The seasonally adjusted NatWest South West Business Activity Index – which covers Southampton – slipped in September, signalling a slight loss of momentum.

The rate of growth was the slowest seen for six months and below the national average.

The rate of new orders was the slowest seen since sales returned to growth in March. While some firms reported that customer confidence was supporting a rise in new work, others said clients were reluctant to commit to new projects and that higher prices had dampened sales.

Of the 12 regions monitored by the survey, only the North East registered a slower rise in new business than the South West.

Despite the slip in the index figure – from 54.7 in August to 54.3 in September – confidence about the 12-month business outlook was historically strong, despite a slip in optimism from August.

Paul Edwards, chair of the NatWest South West Regional Board, said: “South West private sector activity continued to expand strongly in September as firms reported a further improvement in business conditions following the easing of Covid-19 restrictions.

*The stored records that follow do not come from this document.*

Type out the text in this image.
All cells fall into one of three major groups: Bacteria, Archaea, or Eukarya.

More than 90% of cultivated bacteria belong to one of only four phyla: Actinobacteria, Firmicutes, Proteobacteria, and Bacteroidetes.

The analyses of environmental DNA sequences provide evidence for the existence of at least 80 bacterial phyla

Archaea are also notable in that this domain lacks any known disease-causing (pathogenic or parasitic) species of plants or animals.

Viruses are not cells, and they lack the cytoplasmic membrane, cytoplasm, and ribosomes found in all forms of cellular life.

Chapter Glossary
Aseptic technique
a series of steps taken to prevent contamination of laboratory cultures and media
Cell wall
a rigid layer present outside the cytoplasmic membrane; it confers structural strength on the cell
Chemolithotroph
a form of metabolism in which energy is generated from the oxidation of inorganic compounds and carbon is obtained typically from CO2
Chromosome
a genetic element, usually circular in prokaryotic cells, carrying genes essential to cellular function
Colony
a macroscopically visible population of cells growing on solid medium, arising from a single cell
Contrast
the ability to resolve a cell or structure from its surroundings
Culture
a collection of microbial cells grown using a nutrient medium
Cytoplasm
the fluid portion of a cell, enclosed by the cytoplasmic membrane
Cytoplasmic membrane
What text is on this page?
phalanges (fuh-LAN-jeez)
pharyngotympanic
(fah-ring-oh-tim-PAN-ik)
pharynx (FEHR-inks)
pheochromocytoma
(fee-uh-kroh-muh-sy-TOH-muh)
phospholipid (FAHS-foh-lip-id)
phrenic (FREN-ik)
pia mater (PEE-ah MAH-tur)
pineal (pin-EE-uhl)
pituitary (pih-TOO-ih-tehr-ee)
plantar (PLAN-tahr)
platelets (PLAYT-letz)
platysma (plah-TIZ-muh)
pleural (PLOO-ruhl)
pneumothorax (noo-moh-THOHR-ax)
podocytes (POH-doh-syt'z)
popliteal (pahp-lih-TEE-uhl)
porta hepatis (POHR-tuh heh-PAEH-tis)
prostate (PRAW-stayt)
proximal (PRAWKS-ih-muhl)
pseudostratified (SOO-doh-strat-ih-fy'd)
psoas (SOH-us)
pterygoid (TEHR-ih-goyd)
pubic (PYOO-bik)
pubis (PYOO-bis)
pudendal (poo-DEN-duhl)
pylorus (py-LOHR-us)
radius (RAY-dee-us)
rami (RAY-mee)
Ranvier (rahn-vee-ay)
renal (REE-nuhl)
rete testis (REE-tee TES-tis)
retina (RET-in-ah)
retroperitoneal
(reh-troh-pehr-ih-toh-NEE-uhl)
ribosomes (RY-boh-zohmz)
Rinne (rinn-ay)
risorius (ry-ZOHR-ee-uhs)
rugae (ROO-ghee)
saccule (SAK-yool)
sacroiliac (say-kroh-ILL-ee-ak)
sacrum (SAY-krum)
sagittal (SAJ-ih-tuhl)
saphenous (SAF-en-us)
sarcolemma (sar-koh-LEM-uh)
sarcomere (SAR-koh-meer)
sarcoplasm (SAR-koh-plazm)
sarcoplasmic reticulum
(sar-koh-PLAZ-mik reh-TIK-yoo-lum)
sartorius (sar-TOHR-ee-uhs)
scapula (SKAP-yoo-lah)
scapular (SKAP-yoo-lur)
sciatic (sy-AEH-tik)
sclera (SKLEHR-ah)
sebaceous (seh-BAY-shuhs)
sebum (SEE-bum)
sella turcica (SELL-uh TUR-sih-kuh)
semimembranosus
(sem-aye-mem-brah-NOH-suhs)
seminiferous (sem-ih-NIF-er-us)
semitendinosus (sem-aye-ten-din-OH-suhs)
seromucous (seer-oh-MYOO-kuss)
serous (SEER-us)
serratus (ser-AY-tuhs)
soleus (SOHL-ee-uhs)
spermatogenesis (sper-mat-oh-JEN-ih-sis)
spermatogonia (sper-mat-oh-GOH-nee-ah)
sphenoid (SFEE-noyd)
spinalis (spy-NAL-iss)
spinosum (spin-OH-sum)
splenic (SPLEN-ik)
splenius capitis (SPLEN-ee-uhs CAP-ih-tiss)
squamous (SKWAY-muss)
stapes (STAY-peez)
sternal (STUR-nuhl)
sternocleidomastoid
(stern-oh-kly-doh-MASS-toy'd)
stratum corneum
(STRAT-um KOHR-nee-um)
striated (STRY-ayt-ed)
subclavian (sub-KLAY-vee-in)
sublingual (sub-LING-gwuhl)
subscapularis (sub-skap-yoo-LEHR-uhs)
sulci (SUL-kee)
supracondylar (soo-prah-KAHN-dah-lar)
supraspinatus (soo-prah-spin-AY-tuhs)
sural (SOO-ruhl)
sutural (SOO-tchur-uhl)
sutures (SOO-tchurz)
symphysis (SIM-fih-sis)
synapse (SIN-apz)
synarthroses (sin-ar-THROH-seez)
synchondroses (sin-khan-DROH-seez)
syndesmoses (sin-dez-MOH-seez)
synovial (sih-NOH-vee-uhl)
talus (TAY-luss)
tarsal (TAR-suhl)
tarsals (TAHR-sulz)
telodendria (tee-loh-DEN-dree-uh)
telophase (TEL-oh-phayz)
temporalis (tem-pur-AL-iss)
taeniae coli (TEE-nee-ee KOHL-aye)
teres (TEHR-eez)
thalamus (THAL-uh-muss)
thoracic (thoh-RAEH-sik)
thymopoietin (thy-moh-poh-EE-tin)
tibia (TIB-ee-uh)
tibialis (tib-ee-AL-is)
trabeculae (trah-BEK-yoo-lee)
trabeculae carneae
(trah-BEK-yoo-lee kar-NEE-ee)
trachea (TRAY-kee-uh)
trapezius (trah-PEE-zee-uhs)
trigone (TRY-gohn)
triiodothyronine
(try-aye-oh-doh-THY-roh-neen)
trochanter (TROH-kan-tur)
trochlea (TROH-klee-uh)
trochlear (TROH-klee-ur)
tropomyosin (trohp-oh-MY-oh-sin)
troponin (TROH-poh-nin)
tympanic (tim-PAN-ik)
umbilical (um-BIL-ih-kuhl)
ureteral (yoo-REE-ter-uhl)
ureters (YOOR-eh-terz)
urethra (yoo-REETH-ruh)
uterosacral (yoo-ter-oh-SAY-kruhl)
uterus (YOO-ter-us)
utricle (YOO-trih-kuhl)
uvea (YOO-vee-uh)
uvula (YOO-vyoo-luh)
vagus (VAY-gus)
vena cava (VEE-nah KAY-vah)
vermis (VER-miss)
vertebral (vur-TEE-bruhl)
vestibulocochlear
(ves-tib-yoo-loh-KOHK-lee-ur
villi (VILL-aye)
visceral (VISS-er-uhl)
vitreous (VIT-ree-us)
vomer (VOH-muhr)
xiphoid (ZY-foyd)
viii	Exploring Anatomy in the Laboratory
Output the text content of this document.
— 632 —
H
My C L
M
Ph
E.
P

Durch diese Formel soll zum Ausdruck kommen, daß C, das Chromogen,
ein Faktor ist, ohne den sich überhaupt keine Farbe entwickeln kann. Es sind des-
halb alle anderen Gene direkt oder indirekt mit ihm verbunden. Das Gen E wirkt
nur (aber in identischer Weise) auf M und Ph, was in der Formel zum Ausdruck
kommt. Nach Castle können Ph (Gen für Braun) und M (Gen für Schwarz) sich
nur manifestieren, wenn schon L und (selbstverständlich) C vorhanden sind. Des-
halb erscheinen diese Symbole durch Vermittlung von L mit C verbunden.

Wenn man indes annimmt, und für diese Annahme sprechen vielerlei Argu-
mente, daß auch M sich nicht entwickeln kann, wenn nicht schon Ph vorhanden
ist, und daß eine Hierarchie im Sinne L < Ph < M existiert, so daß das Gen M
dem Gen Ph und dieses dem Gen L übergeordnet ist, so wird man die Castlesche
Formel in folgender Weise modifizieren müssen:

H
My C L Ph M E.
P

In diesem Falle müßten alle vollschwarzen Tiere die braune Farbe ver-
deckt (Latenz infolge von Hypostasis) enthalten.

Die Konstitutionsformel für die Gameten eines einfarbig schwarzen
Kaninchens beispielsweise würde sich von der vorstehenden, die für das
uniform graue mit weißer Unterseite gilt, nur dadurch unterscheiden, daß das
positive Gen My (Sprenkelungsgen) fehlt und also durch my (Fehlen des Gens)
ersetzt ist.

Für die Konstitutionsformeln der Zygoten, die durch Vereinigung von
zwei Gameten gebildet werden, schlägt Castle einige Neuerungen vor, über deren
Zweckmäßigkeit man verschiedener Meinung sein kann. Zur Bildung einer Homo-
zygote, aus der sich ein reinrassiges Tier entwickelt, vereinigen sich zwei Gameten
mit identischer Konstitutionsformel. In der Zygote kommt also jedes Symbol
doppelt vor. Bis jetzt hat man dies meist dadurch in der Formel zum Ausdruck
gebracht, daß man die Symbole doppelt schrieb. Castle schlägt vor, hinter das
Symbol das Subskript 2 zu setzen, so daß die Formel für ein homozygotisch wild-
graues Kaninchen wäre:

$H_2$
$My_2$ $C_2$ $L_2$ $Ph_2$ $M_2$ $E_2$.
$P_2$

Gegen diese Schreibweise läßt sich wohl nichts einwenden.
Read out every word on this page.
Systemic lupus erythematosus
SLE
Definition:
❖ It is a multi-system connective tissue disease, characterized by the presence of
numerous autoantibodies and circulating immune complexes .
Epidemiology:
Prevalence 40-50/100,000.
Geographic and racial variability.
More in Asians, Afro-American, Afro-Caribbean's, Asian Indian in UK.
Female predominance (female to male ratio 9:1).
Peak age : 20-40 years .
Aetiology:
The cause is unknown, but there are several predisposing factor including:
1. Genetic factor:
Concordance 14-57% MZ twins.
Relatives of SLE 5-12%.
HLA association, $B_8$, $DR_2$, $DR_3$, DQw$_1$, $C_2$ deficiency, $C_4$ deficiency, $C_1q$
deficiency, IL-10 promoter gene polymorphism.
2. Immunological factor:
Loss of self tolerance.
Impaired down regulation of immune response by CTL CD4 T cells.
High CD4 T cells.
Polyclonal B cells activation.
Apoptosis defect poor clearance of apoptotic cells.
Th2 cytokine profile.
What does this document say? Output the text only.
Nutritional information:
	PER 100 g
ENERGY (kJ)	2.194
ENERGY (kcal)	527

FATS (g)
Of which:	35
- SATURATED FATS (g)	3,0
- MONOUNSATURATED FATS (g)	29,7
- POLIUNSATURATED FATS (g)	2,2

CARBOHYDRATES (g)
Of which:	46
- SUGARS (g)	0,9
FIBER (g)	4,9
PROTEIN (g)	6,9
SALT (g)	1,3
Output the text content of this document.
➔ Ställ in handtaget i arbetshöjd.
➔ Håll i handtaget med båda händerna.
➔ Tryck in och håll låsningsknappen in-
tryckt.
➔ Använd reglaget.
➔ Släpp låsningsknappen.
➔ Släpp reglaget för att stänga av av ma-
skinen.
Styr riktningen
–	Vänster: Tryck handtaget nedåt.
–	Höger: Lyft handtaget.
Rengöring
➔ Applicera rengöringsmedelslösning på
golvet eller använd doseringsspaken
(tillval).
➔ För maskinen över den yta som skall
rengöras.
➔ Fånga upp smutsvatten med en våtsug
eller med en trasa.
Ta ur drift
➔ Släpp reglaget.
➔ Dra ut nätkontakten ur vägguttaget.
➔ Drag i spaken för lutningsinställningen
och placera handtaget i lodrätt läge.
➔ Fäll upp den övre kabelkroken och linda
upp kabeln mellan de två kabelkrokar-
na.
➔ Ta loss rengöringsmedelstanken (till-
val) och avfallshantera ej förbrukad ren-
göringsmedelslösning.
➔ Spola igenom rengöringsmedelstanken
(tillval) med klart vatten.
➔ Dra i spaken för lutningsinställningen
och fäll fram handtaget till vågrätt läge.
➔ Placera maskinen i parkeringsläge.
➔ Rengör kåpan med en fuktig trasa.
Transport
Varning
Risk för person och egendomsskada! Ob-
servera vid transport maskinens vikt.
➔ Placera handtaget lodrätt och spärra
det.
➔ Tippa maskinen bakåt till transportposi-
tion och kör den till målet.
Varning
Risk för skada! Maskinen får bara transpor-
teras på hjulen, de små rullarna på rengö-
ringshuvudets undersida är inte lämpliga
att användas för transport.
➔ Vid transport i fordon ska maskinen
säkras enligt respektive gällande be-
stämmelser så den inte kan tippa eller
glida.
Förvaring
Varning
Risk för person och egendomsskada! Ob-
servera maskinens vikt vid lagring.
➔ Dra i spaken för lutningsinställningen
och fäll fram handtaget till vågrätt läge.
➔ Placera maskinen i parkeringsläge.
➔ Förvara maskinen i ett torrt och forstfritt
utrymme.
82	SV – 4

“However, momentum appeared to fade slightly amid a notable slowdown in new order growth, as firms indicated that sales were dampened by ongoing pandemic-related uncertainty and high selling prices.

“The latest survey indicated that companies raised their selling prices at one of the steepest rates on record due to a further surge in operating expenses and efforts to protect margins.

“At the same time, employment also rose at a slower rate, in part due to difficulties retaining and attracting workers which, combined with material shortages, drove a further increase in backlogs of work.

“Encouragingly, firms remained strongly upbeat that output will expand over the next year amid hopes that the pandemic will be brought fully under control, new investments and forecasts of increased travel.”

Firms generally anticipated a further recovery in economic conditions from the pandemic, greater investment and increased travel to boost activity levels over the next year.

Private sector firms expanded their workforce numbers for the seventh month in a row. The rate of job creation was the softest seen since April, but remained marked overall. The upturn was slightly softer than that seen across the UK as a whole, however.

Many respondents said they had hired extra staff to deal with new and future orders.

The seasonally adjusted Outstanding Business Index was above the neutral 50 level, showing a sustained rise in unfinished workloads.

Higher costs for staff, raw materials and transportation all drove a further marked increase in overall costs for business. The rate of inflation was rapid and among the fastest recorded by the survey, despite easing for the second month in a row.